3. Misconduct in either party may be condoned; but that does not operate where the subsequent acts of the offender show that there was no repentance.-- Armstrong v. Armstrong, 27 Ind. 186; Sullivan v. Sullivan, 34 id. 368.

4. A divorce should not be granted while cohabitation continues between the parties. Separation must be alleged and proved. Condonation will be presumed from subsequent cohabitation, and cohabitation from living together of husband and wife.— Burns v. Burns, 60 Ind. 259.

1034. Causes, how specified. 10. A petition for divorce shall specify the causes therefor with certainty to a common intent.

1. If adultery be charged as a cause, the time and place of commission must be alleged.- Christianberry v. Christianberry, 3 Blackf. 202..

1035. Summons and service. 11. The Clerk of the Court in which such petition is filed shall issue a summons for the defendant to appear and answer said petition; which summons shall be personally served on said defendant, if a resident of the State, either by reading or leaving a copy thereof at his or her usual place of residence; such usual place to be the residence of such defendant at the time the copy is so left.

[1879 S., p. 124. In force May 31, 1879.]

1036. Notice by publication-Copy, when mailed. 12. If it shall appear by the affidavit of a disinterested person that the defendant is not a resident of this State, the Clerk shall give notice of the pendency of such petition, by publication for three successive weeks in some weekly newspaper of general circulation, published in such county, or if there be no such paper, then in one published in this State nearest to the county seat of such County: Provided, That the plaintiff shall, in case such notice is to be given by publication as aforesaid, before the same is given, file his or her affidavit with the Clerk, stating therein the residence of the defendant, if such residence be known to the plaintiff; and if such residence be unknown to the plaintiff, such affidavit shall so state; and in case such affidavit state the residence of the defendant, the Clerk shall forward, by mail, to such defendant the number of the paper containing such notice, with the notice marked.

1. The record in a decree by default must contain the notice and the proof thereof.— Cochnower v. Cochnower, 27 Ind. 253.

2. A petition, if it state a cause of action, may be good, as a complaint, to annul a marriage, though not good for divorce.- Tefft v.

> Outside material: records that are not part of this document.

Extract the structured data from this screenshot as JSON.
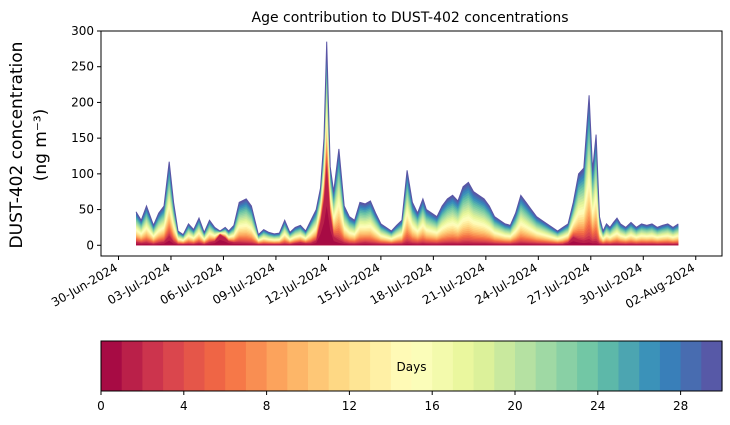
{
  "chart_data": {
    "type": "area",
    "title": "Age contribution to DUST-402 concentrations",
    "ylabel_line1": "DUST-402 concentration",
    "ylabel_line2": "(ng m⁻³)",
    "xlabel": "",
    "ylim": [
      -15,
      300
    ],
    "yticks": [
      0,
      50,
      100,
      150,
      200,
      250,
      300
    ],
    "x_range_days": [
      -1.0,
      34.5
    ],
    "xtick_labels": [
      "30-Jun-2024",
      "03-Jul-2024",
      "06-Jul-2024",
      "09-Jul-2024",
      "12-Jul-2024",
      "15-Jul-2024",
      "18-Jul-2024",
      "21-Jul-2024",
      "24-Jul-2024",
      "27-Jul-2024",
      "30-Jul-2024",
      "02-Aug-2024"
    ],
    "xtick_days": [
      0,
      3,
      6,
      9,
      12,
      15,
      18,
      21,
      24,
      27,
      30,
      33
    ],
    "series_description": "stacked contributions by age in days (0-30), top envelope = total concentration",
    "total_x_days": [
      1.0,
      1.3,
      1.6,
      2.0,
      2.3,
      2.6,
      2.9,
      3.15,
      3.4,
      3.7,
      4.0,
      4.3,
      4.6,
      4.9,
      5.2,
      5.5,
      5.8,
      6.1,
      6.3,
      6.6,
      6.9,
      7.3,
      7.6,
      8.0,
      8.3,
      8.6,
      8.9,
      9.2,
      9.5,
      9.8,
      10.1,
      10.4,
      10.7,
      11.0,
      11.3,
      11.55,
      11.75,
      11.9,
      12.1,
      12.3,
      12.6,
      12.9,
      13.2,
      13.5,
      13.8,
      14.1,
      14.4,
      14.7,
      15.0,
      15.3,
      15.6,
      15.9,
      16.2,
      16.5,
      16.8,
      17.1,
      17.4,
      17.6,
      17.9,
      18.2,
      18.5,
      18.8,
      19.1,
      19.4,
      19.7,
      20.0,
      20.3,
      20.6,
      20.9,
      21.2,
      21.5,
      21.8,
      22.1,
      22.4,
      22.7,
      23.0,
      23.3,
      23.6,
      23.9,
      24.2,
      24.5,
      24.8,
      25.1,
      25.4,
      25.7,
      26.0,
      26.3,
      26.6,
      26.9,
      27.1,
      27.3,
      27.5,
      27.7,
      27.9,
      28.1,
      28.3,
      28.5,
      28.7,
      29.0,
      29.3,
      29.6,
      29.9,
      30.2,
      30.5,
      30.8,
      31.1,
      31.4,
      31.7,
      32.0
    ],
    "total_values": [
      47,
      35,
      55,
      28,
      45,
      55,
      117,
      60,
      20,
      15,
      30,
      22,
      38,
      18,
      35,
      25,
      20,
      25,
      20,
      28,
      60,
      65,
      55,
      15,
      22,
      18,
      16,
      17,
      35,
      18,
      25,
      28,
      20,
      35,
      50,
      80,
      150,
      285,
      110,
      75,
      135,
      55,
      40,
      35,
      60,
      58,
      62,
      45,
      30,
      25,
      20,
      28,
      35,
      105,
      60,
      45,
      65,
      50,
      45,
      40,
      55,
      65,
      70,
      62,
      82,
      88,
      75,
      70,
      65,
      55,
      40,
      35,
      30,
      28,
      45,
      70,
      60,
      50,
      40,
      35,
      30,
      25,
      20,
      25,
      30,
      60,
      100,
      108,
      210,
      105,
      155,
      40,
      20,
      30,
      25,
      32,
      38,
      30,
      25,
      32,
      25,
      30,
      28,
      30,
      25,
      28,
      30,
      25,
      30
    ],
    "young_age_values": [
      3,
      2,
      2,
      1,
      2,
      3,
      10,
      3,
      1,
      1,
      1,
      1,
      2,
      1,
      3,
      5,
      15,
      10,
      5,
      3,
      2,
      1,
      1,
      1,
      1,
      1,
      1,
      1,
      1,
      1,
      2,
      3,
      2,
      2,
      5,
      30,
      60,
      105,
      40,
      10,
      3,
      2,
      1,
      1,
      1,
      2,
      1,
      1,
      1,
      1,
      1,
      1,
      1,
      1,
      1,
      1,
      1,
      1,
      1,
      1,
      1,
      1,
      1,
      1,
      1,
      1,
      1,
      1,
      1,
      1,
      1,
      1,
      1,
      1,
      1,
      1,
      1,
      1,
      1,
      1,
      1,
      1,
      1,
      1,
      3,
      10,
      5,
      3,
      2,
      2,
      1,
      1,
      1,
      1,
      1,
      1,
      1,
      1,
      1,
      1,
      1,
      1,
      1,
      1,
      1,
      1,
      1,
      1,
      1
    ],
    "colorbar": {
      "label": "Days",
      "min": 0,
      "max": 30,
      "ticks": [
        0,
        4,
        8,
        12,
        16,
        20,
        24,
        28
      ],
      "n_bins": 30,
      "colormap": "Spectral",
      "stops": [
        "#9e0142",
        "#d53e4f",
        "#f46d43",
        "#fdae61",
        "#fee08b",
        "#ffffbf",
        "#e6f598",
        "#abdda4",
        "#66c2a5",
        "#3288bd",
        "#5e4fa2"
      ]
    }
  }
}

Tefft, 35 Ind. 44.

[1873, p. 107. In force March 10, 1873.]

1037. Issue and trial. 13. The cause shall stand for issue and trial at the first term of the Court after the summons has been personally served upon the defendant ten days, or publication has been made thirty days, before the first day of such term.

1. The notice required by law, when shown to be given, confers jurisdiction to adjudge and decide upon the matters alleged in the petition.—McFarland v. McFarland, 40 Ind. 458.

2. A change of Judge, after verdict and before decree, does not affect the proceedings. Hedrick v. Hedrick, 28 Ind. 291.

3. The Supreme Court may reverse a decree for divorce, but not at the instance of an appellant who has married again.- Sullivan v. Sullivan, 34 Ind. 368; Garner v. Garner, 38 id. 139, Stephens v. Stephens, 51 id. 542.

4. A reversal of a decree refusing a divorce will only be made in a very clear case. Ruby v. Ruby, 29 Ind. 174.

5. There can be no proceedings to review a judgment in divorce.- Willman v. Willman, 57 Ind. 503; McFarland v. McFarland, 40 id. 438.